Because the first event was successful, we decided to schedule another reading for Saturday, January 14 at 7 pm. We are currently in the process of booking the readers. Like the first showcase, the next one will feature a mix of genres.

Writers Showcase Event

This Saturday, Nov. 12, I’m co-hosting a writers showcase event at New Visions Studio and Gallery, located at 201 Vine Street in Scranton.  The event begins at 7 pm and is free, though donations to New Visions are encouraged. I’m co-hosting this with Jason Lucarelli, a fiction writer and M.F.A. student  I met a while ago at The Vintage Theater, another solid Scranton arts/music venue.

We had talked for a while about hosting a reading, and once we had the time, we finally planned and organized it. The other writers featured include Dawn Leas, Tom Borthwick, Alexis Czencz Belluzzi, Steve Keating, Amye Archer, and Norma Bernstock. This event will feature poetry, fiction, and non-fiction.

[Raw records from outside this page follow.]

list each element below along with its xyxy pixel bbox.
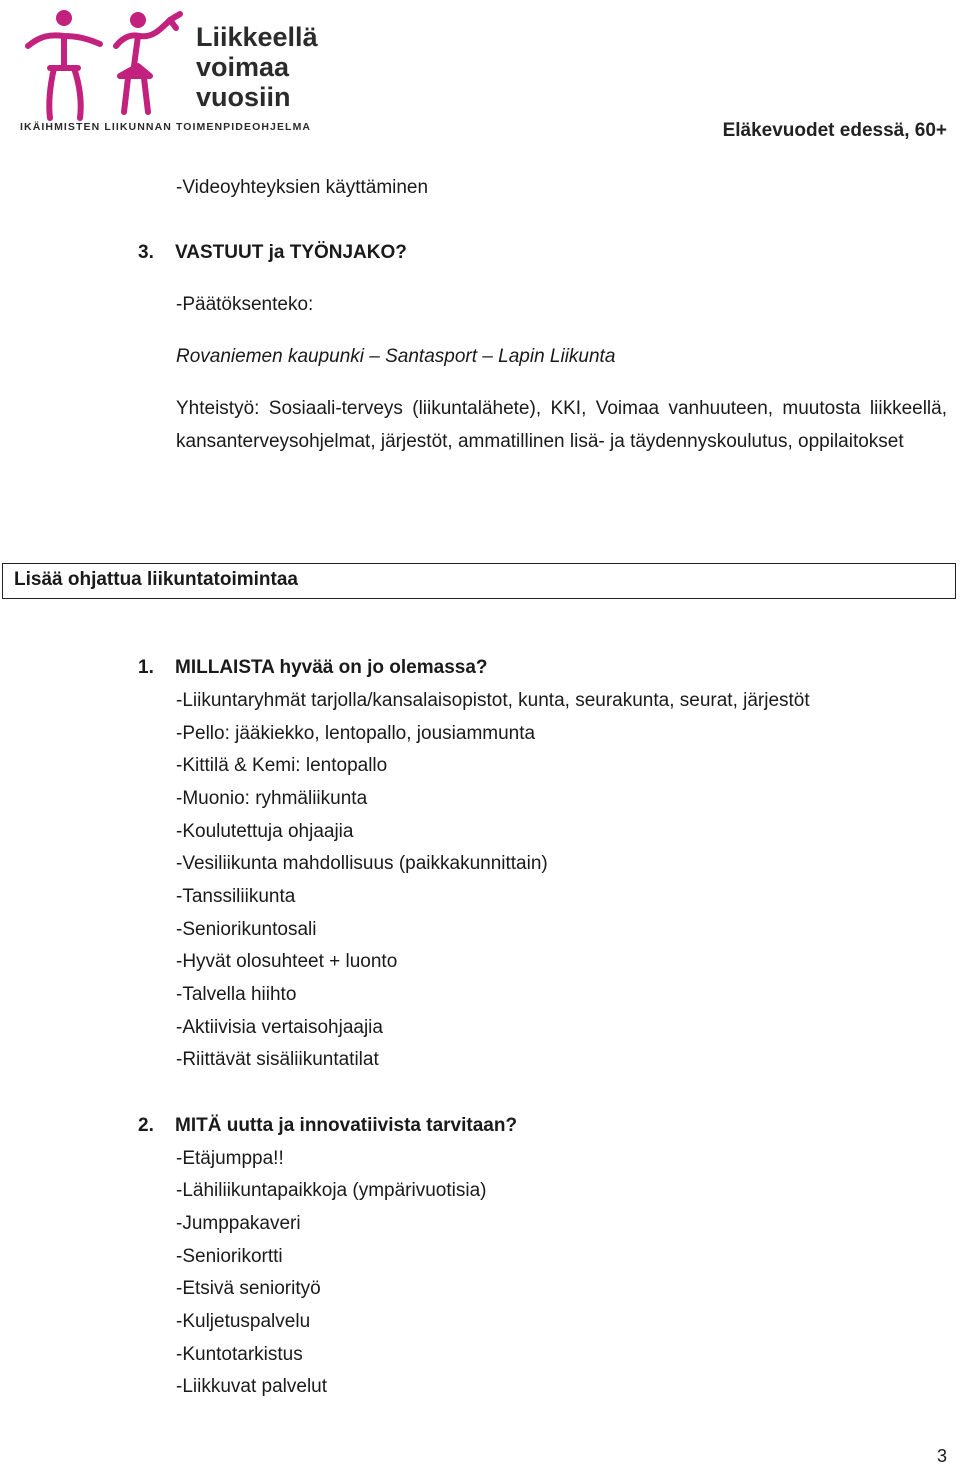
list-item: -Koulutettuja ohjaajia bbox=[176, 821, 354, 842]
heading-1-number: 1. bbox=[138, 657, 154, 678]
logo-line2: voimaa bbox=[196, 52, 290, 82]
heading-1 bbox=[138, 656, 488, 680]
decision-parties: Rovaniemen kaupunki – Santasport – Lapin Liikunta bbox=[176, 346, 616, 367]
heading-2-number: 2. bbox=[138, 1115, 154, 1136]
list-item: -Talvella hiihto bbox=[176, 984, 297, 1005]
heading-3-number: 3. bbox=[138, 242, 154, 263]
heading-1-text: MILLAISTA hyvää on jo olemassa? bbox=[175, 657, 488, 678]
list-item: -Riittävät sisäliikuntatilat bbox=[176, 1049, 379, 1070]
list-item: -Etäjumppa!! bbox=[176, 1148, 284, 1169]
logo-figures-icon bbox=[20, 6, 320, 134]
page-number: 3 bbox=[936, 1446, 947, 1466]
list-item: -Seniorikortti bbox=[176, 1246, 283, 1267]
list-item: -Liikuntaryhmät tarjolla/kansalaisopistot, kunta, seurakunta, seurat, järjestöt bbox=[176, 690, 810, 711]
heading-3-text: VASTUUT ja TYÖNJAKO? bbox=[175, 242, 407, 263]
list-item: -Aktiivisia vertaisohjaajia bbox=[176, 1017, 383, 1038]
list-item: -Liikkuvat palvelut bbox=[176, 1376, 328, 1397]
list-item: -Muonio: ryhmäliikunta bbox=[176, 788, 368, 809]
section-box-title: Lisää ohjattua liikuntatoimintaa bbox=[14, 569, 298, 590]
heading-2-text: MITÄ uutta ja innovatiivista tarvitaan? bbox=[175, 1115, 518, 1136]
list-item: -Kittilä & Kemi: lentopallo bbox=[176, 755, 388, 776]
video-line: -Videoyhteyksien käyttäminen bbox=[176, 177, 429, 198]
document-header-title: Eläkevuodet edessä, 60+ bbox=[722, 120, 947, 141]
cooperation-paragraph: Yhteistyö: Sosiaali-terveys (liikuntalähete), KKI, Voimaa vanhuuteen, muutosta liikkeellä, kansanterveysohjelmat, järjestöt, ammatillinen lisä- ja täydennyskoulutus, oppilaitokset bbox=[176, 398, 947, 452]
list-item: -Etsivä seniorityö bbox=[176, 1278, 321, 1299]
list-item: -Seniorikuntosali bbox=[176, 919, 317, 940]
list-item: -Hyvät olosuhteet + luonto bbox=[176, 951, 398, 972]
logo-line3: vuosiin bbox=[196, 82, 291, 112]
list-item: -Lähiliikuntapaikkoja (ympärivuotisia) bbox=[176, 1180, 487, 1201]
list-item: -Jumppakaveri bbox=[176, 1213, 301, 1234]
logo-tagline: IKÄIHMISTEN LIIKUNNAN TOIMENPIDEOHJELMA bbox=[20, 121, 311, 133]
decision-label: -Päätöksenteko: bbox=[176, 294, 314, 315]
list-item: -Tanssiliikunta bbox=[176, 886, 296, 907]
section-box bbox=[2, 563, 956, 599]
heading-2 bbox=[138, 1114, 517, 1138]
logo-line1: Liikkeellä bbox=[196, 22, 318, 52]
heading-3 bbox=[138, 241, 407, 265]
list-item: -Kuljetuspalvelu bbox=[176, 1311, 311, 1332]
list-item: -Kuntotarkistus bbox=[176, 1344, 303, 1365]
list-item: -Vesiliikunta mahdollisuus (paikkakunnittain) bbox=[176, 853, 548, 874]
list-item: -Pello: jääkiekko, lentopallo, jousiammunta bbox=[176, 723, 536, 744]
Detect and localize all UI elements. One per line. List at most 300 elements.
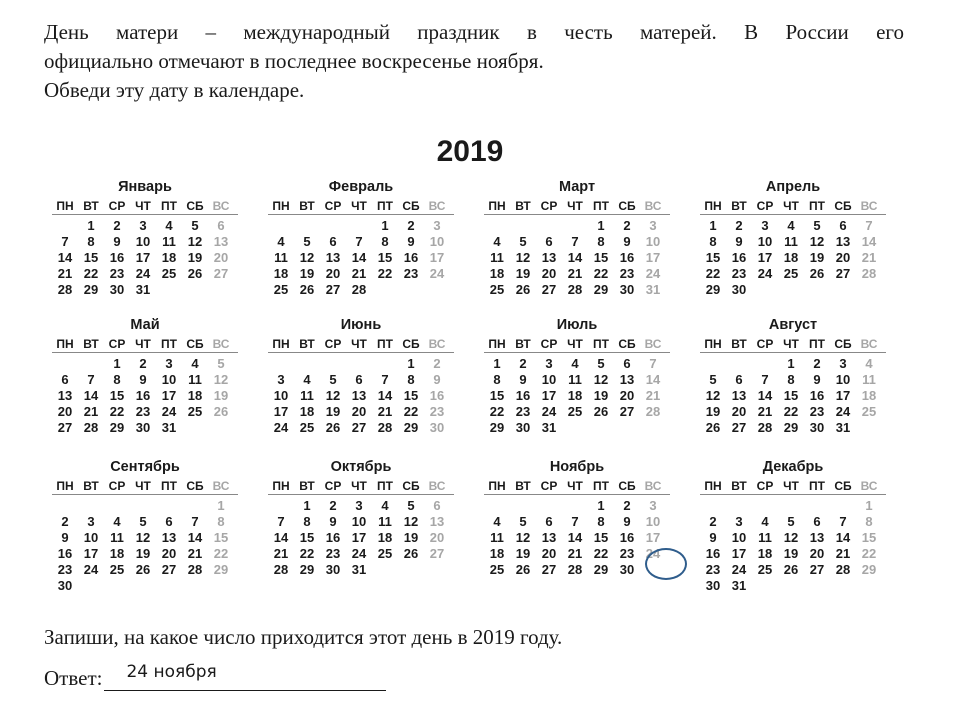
day-cell: 5	[519, 234, 527, 249]
day-cell: 26	[515, 562, 531, 577]
day-cell: 5	[217, 356, 225, 371]
day-cell: 18	[161, 250, 177, 265]
day-cell: 31	[161, 420, 177, 435]
day-cell: 6	[217, 218, 225, 233]
day-cell: 20	[325, 266, 341, 281]
day-cell: 7	[571, 234, 579, 249]
weekday-label: ВТ	[515, 199, 531, 213]
day-cell: 7	[571, 514, 579, 529]
day-cell: 19	[299, 266, 315, 281]
weekday-label: СБ	[186, 337, 204, 351]
month-name: Апрель	[765, 179, 821, 195]
day-cell: 8	[381, 234, 389, 249]
day-cell: 21	[187, 546, 203, 561]
weekday-label: ЧТ	[567, 337, 583, 351]
day-cell: 1	[865, 498, 873, 513]
day-cell: 11	[784, 234, 798, 249]
day-cell: 4	[493, 234, 501, 249]
day-cell: 11	[188, 372, 202, 387]
weekday-label: ПТ	[161, 337, 177, 351]
day-cell: 1	[87, 218, 95, 233]
weekday-header	[700, 336, 886, 353]
day-cell: 4	[571, 356, 579, 371]
weekday-label: СР	[108, 479, 126, 493]
month-calendar	[52, 458, 238, 594]
day-cell: 5	[787, 514, 795, 529]
day-cell: 30	[705, 578, 721, 593]
day-cell: 21	[83, 404, 99, 419]
day-cell: 2	[519, 356, 527, 371]
day-cell: 24	[273, 420, 289, 435]
day-cell: 11	[378, 514, 392, 529]
day-cell: 18	[757, 546, 773, 561]
day-cell: 1	[303, 498, 311, 513]
weekday-label: ПТ	[593, 199, 609, 213]
weekday-label: ВТ	[83, 479, 99, 493]
day-cell: 9	[735, 234, 743, 249]
day-cell: 13	[541, 530, 557, 545]
day-cell: 26	[515, 282, 531, 297]
day-cell: 21	[351, 266, 367, 281]
weekday-label: СБ	[402, 199, 420, 213]
day-grid	[52, 218, 238, 298]
day-cell: 1	[787, 356, 795, 371]
day-cell: 28	[187, 562, 203, 577]
weekday-label: СБ	[402, 337, 420, 351]
day-cell: 4	[277, 234, 285, 249]
day-cell: 13	[731, 388, 747, 403]
weekday-label: ПТ	[593, 337, 609, 351]
day-cell: 30	[619, 562, 635, 577]
month-name: Январь	[118, 179, 172, 195]
day-cell: 24	[351, 546, 367, 561]
day-cell: 8	[493, 372, 501, 387]
weekday-label: ВС	[860, 199, 878, 213]
weekday-label: ВТ	[83, 337, 99, 351]
day-cell: 13	[213, 234, 229, 249]
weekday-label: ЧТ	[351, 199, 367, 213]
day-cell: 2	[813, 356, 821, 371]
day-cell: 1	[597, 218, 605, 233]
weekday-header	[52, 198, 238, 215]
day-cell: 19	[403, 530, 419, 545]
day-cell: 3	[761, 218, 769, 233]
day-cell: 25	[783, 266, 799, 281]
day-cell: 10	[161, 372, 177, 387]
day-cell: 27	[161, 562, 177, 577]
day-cell: 10	[273, 388, 289, 403]
weekday-label: ВС	[644, 479, 662, 493]
day-cell: 21	[377, 404, 393, 419]
day-cell: 2	[329, 498, 337, 513]
weekday-label: ПТ	[161, 199, 177, 213]
day-cell: 18	[299, 404, 315, 419]
day-cell: 21	[835, 546, 851, 561]
day-cell: 11	[490, 530, 504, 545]
day-cell: 27	[57, 420, 73, 435]
day-cell: 12	[187, 234, 203, 249]
day-cell: 27	[541, 562, 557, 577]
day-cell: 8	[303, 514, 311, 529]
day-cell: 10	[757, 234, 773, 249]
weekday-label: ПТ	[377, 199, 393, 213]
weekday-label: СБ	[402, 479, 420, 493]
day-cell: 30	[429, 420, 445, 435]
day-cell: 11	[490, 250, 504, 265]
day-cell: 8	[597, 234, 605, 249]
day-cell: 20	[809, 546, 825, 561]
day-cell: 15	[403, 388, 419, 403]
day-cell: 21	[567, 546, 583, 561]
day-cell: 8	[407, 372, 415, 387]
weekday-label: ВС	[644, 337, 662, 351]
day-cell: 8	[865, 514, 873, 529]
month-name: Ноябрь	[549, 459, 605, 475]
day-cell: 4	[493, 514, 501, 529]
day-cell: 14	[273, 530, 289, 545]
day-cell: 29	[299, 562, 315, 577]
month-name: Июль	[556, 317, 598, 333]
day-grid	[700, 498, 886, 594]
day-cell: 18	[861, 388, 877, 403]
day-cell: 1	[113, 356, 121, 371]
day-cell: 30	[809, 420, 825, 435]
day-cell: 10	[541, 372, 557, 387]
weekday-label: ПТ	[161, 479, 177, 493]
weekday-label: ВС	[860, 337, 878, 351]
weekday-header	[484, 336, 670, 353]
day-cell: 13	[541, 250, 557, 265]
weekday-label: ЧТ	[567, 199, 583, 213]
day-cell: 14	[567, 250, 583, 265]
day-cell: 29	[783, 420, 799, 435]
day-cell: 30	[515, 420, 531, 435]
weekday-label: ВС	[644, 199, 662, 213]
weekday-label: ВТ	[515, 479, 531, 493]
day-cell: 18	[489, 266, 505, 281]
weekday-header	[700, 198, 886, 215]
day-cell: 16	[705, 546, 721, 561]
month-name: Февраль	[328, 179, 394, 195]
day-cell: 15	[299, 530, 315, 545]
day-cell: 12	[325, 388, 341, 403]
weekday-header	[700, 478, 886, 495]
day-cell: 23	[619, 266, 635, 281]
day-cell: 23	[515, 404, 531, 419]
day-cell: 22	[783, 404, 799, 419]
day-cell: 31	[135, 282, 151, 297]
day-cell: 6	[165, 514, 173, 529]
day-cell: 8	[597, 514, 605, 529]
day-cell: 16	[135, 388, 151, 403]
day-cell: 3	[87, 514, 95, 529]
day-cell: 18	[783, 250, 799, 265]
day-cell: 26	[809, 266, 825, 281]
day-cell: 19	[187, 250, 203, 265]
day-cell: 27	[429, 546, 445, 561]
weekday-label: ПТ	[377, 479, 393, 493]
day-cell: 19	[135, 546, 151, 561]
day-cell: 19	[809, 250, 825, 265]
day-cell: 2	[433, 356, 441, 371]
day-cell: 27	[213, 266, 229, 281]
weekday-label: ВС	[212, 479, 230, 493]
day-cell: 23	[705, 562, 721, 577]
day-cell: 30	[325, 562, 341, 577]
day-cell: 20	[731, 404, 747, 419]
day-cell: 4	[381, 498, 389, 513]
month-name: Сентябрь	[110, 459, 180, 475]
day-cell: 16	[325, 530, 341, 545]
weekday-label: ВТ	[515, 337, 531, 351]
day-cell: 5	[407, 498, 415, 513]
weekday-header	[268, 336, 454, 353]
weekday-label: ПН	[56, 479, 74, 493]
month-calendar	[268, 316, 454, 436]
weekday-label: СБ	[186, 199, 204, 213]
weekday-label: ПН	[272, 337, 290, 351]
day-cell: 25	[567, 404, 583, 419]
day-cell: 6	[355, 372, 363, 387]
day-cell: 31	[351, 562, 367, 577]
day-cell: 24	[135, 266, 151, 281]
day-cell: 17	[83, 546, 99, 561]
weekday-label: ПН	[704, 337, 722, 351]
day-cell: 13	[325, 250, 341, 265]
weekday-label: СБ	[834, 337, 852, 351]
weekday-label: ВС	[428, 337, 446, 351]
day-cell: 29	[213, 562, 229, 577]
weekday-label: ВТ	[731, 337, 747, 351]
weekday-label: ПТ	[809, 479, 825, 493]
day-cell: 22	[83, 266, 99, 281]
weekday-label: СР	[324, 479, 342, 493]
day-cell: 25	[489, 282, 505, 297]
weekday-label: СР	[756, 199, 774, 213]
day-cell: 4	[303, 372, 311, 387]
day-cell: 15	[593, 530, 609, 545]
day-cell: 25	[377, 546, 393, 561]
day-cell: 25	[161, 266, 177, 281]
day-cell: 8	[217, 514, 225, 529]
day-cell: 23	[809, 404, 825, 419]
day-cell: 16	[403, 250, 419, 265]
day-cell: 18	[489, 546, 505, 561]
day-cell: 22	[705, 266, 721, 281]
day-cell: 3	[277, 372, 285, 387]
day-cell: 29	[403, 420, 419, 435]
month-name: Март	[558, 179, 596, 195]
day-cell: 2	[407, 218, 415, 233]
month-name: Октябрь	[330, 459, 392, 475]
month-calendar	[52, 316, 238, 436]
day-cell: 12	[299, 250, 315, 265]
day-cell: 30	[135, 420, 151, 435]
weekday-label: ПН	[488, 199, 506, 213]
day-cell: 3	[839, 356, 847, 371]
day-cell: 22	[213, 546, 229, 561]
day-cell: 11	[568, 372, 582, 387]
weekday-label: ВС	[860, 479, 878, 493]
day-cell: 14	[187, 530, 203, 545]
day-cell: 16	[619, 530, 635, 545]
day-cell: 4	[761, 514, 769, 529]
day-cell: 23	[731, 266, 747, 281]
day-cell: 27	[731, 420, 747, 435]
day-cell: 11	[274, 250, 288, 265]
answer-label: Ответ:	[44, 666, 103, 690]
day-cell: 28	[377, 420, 393, 435]
day-cell: 10	[645, 514, 661, 529]
weekday-label: ПН	[488, 337, 506, 351]
day-cell: 27	[541, 282, 557, 297]
day-cell: 17	[351, 530, 367, 545]
weekday-header	[268, 478, 454, 495]
day-cell: 13	[835, 234, 851, 249]
day-cell: 31	[731, 578, 747, 593]
day-cell: 27	[835, 266, 851, 281]
day-cell: 20	[835, 250, 851, 265]
day-cell: 6	[813, 514, 821, 529]
day-cell: 24	[731, 562, 747, 577]
day-cell: 27	[325, 282, 341, 297]
intro-line-3: Обведи эту дату в календаре.	[44, 78, 305, 102]
day-cell: 14	[83, 388, 99, 403]
day-cell: 22	[593, 546, 609, 561]
day-cell: 15	[109, 388, 125, 403]
day-cell: 14	[57, 250, 73, 265]
day-cell: 17	[731, 546, 747, 561]
day-cell: 10	[135, 234, 151, 249]
day-cell: 10	[351, 514, 367, 529]
intro-text	[44, 18, 904, 105]
day-cell: 12	[705, 388, 721, 403]
day-cell: 23	[57, 562, 73, 577]
month-calendar	[268, 178, 454, 298]
day-cell: 15	[783, 388, 799, 403]
weekday-label: ВТ	[299, 479, 315, 493]
weekday-label: ЧТ	[351, 479, 367, 493]
day-cell: 9	[139, 372, 147, 387]
day-cell: 29	[861, 562, 877, 577]
answer-field[interactable]	[104, 662, 386, 691]
weekday-label: ВС	[212, 337, 230, 351]
day-cell: 1	[709, 218, 717, 233]
day-cell: 9	[433, 372, 441, 387]
month-calendar	[484, 458, 670, 578]
day-cell: 17	[161, 388, 177, 403]
day-grid	[268, 218, 454, 298]
day-cell: 1	[493, 356, 501, 371]
weekday-label: СБ	[834, 199, 852, 213]
day-cell: 17	[541, 388, 557, 403]
weekday-label: СБ	[186, 479, 204, 493]
day-cell: 24	[541, 404, 557, 419]
month-name: Май	[130, 317, 160, 333]
day-cell: 20	[541, 266, 557, 281]
day-cell: 13	[57, 388, 73, 403]
day-cell: 28	[861, 266, 877, 281]
weekday-label: СБ	[834, 479, 852, 493]
weekday-label: ЧТ	[783, 199, 799, 213]
month-calendar	[484, 316, 670, 436]
weekday-label: ПН	[56, 199, 74, 213]
day-cell: 17	[135, 250, 151, 265]
weekday-label: ВС	[428, 479, 446, 493]
month-name: Август	[768, 317, 818, 333]
day-cell: 11	[110, 530, 124, 545]
weekday-label: ПТ	[809, 199, 825, 213]
day-cell: 14	[861, 234, 877, 249]
weekday-header	[268, 198, 454, 215]
day-cell: 20	[161, 546, 177, 561]
day-cell: 28	[757, 420, 773, 435]
day-cell: 6	[623, 356, 631, 371]
day-cell: 6	[329, 234, 337, 249]
day-cell: 14	[835, 530, 851, 545]
day-cell: 4	[787, 218, 795, 233]
weekday-label: СР	[540, 199, 558, 213]
day-cell: 4	[113, 514, 121, 529]
day-cell: 17	[757, 250, 773, 265]
weekday-label: ВТ	[299, 337, 315, 351]
day-cell: 8	[113, 372, 121, 387]
day-cell: 6	[61, 372, 69, 387]
day-cell: 8	[709, 234, 717, 249]
day-cell: 25	[861, 404, 877, 419]
day-cell: 10	[645, 234, 661, 249]
date-circle-mark	[645, 548, 687, 580]
day-cell: 3	[139, 218, 147, 233]
day-cell: 24	[645, 546, 661, 561]
day-grid	[484, 498, 670, 578]
day-cell: 3	[649, 218, 657, 233]
day-cell: 27	[619, 404, 635, 419]
day-cell: 5	[329, 372, 337, 387]
weekday-label: ПН	[704, 479, 722, 493]
day-cell: 25	[187, 404, 203, 419]
weekday-label: ВТ	[299, 199, 315, 213]
day-cell: 11	[300, 388, 314, 403]
day-cell: 7	[87, 372, 95, 387]
day-cell: 16	[619, 250, 635, 265]
weekday-label: СР	[756, 337, 774, 351]
weekday-label: ЧТ	[783, 337, 799, 351]
month-calendar	[700, 458, 886, 594]
day-cell: 31	[835, 420, 851, 435]
day-cell: 23	[109, 266, 125, 281]
day-cell: 25	[109, 562, 125, 577]
day-cell: 10	[835, 372, 851, 387]
day-cell: 19	[213, 388, 229, 403]
day-cell: 29	[83, 282, 99, 297]
weekday-label: СР	[108, 337, 126, 351]
weekday-label: СБ	[618, 199, 636, 213]
day-grid	[268, 356, 454, 436]
day-cell: 16	[809, 388, 825, 403]
day-grid	[268, 498, 454, 578]
day-cell: 7	[865, 218, 873, 233]
day-cell: 6	[433, 498, 441, 513]
day-cell: 13	[809, 530, 825, 545]
weekday-label: ВС	[212, 199, 230, 213]
day-cell: 10	[731, 530, 747, 545]
day-cell: 26	[325, 420, 341, 435]
day-cell: 4	[865, 356, 873, 371]
weekday-label: ПН	[272, 199, 290, 213]
day-cell: 26	[187, 266, 203, 281]
day-cell: 13	[351, 388, 367, 403]
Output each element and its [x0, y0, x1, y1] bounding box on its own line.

Go Lackawanna ran a preview article about the reading, which you can read here. The Abington Journal also did an article and published it today. Check it out here.

If this event goes well, Jason and I are considering organizing future readings at New Visions. We’d like to continue having a mix of genres and at least one undergraduate student per reading. So come out Saturday and show some support for our writing community here!

General Updates

Here’s a quick update of some fall events/readings I’m participating in.

This Friday, Sept. 23, I’ll be reading at the Vintage Theater with Amye Archer. Doors open at 6 p.m. There will also be art and music featured. Tickets are $10, and all money benefits the venue, which is located at 119 Penn Ave. in Scranton.

On Friday,  Oct. 14 at the Century Club in Scranton, I’m reading with other writers from the Mulberry Poets and Writers Association. The event starts at 6 pm.

On Saturday, Oct. 22 at Sellers Books in Jim Thorpe, I’m the featured reader for the evening. I’ll also share the stage with poet Dawn Leas.  The event starts at 7 pm. The bookstore is located at 101 Broadwy.

And on Saturday, Nov. 12, I’m reading and hosting an event for local writers at New Visions Art Gallery, located at 201 Vine Street in Scranton. I’m in the process now of finalizing the list of readers.

Finally, I also have a poem, “How She Hides Her Age,” in the new fall issue of  San Pedro River Review.  If interested, you can order a copy here.

So far, it’s shaping up to be a busy fall, and I like that!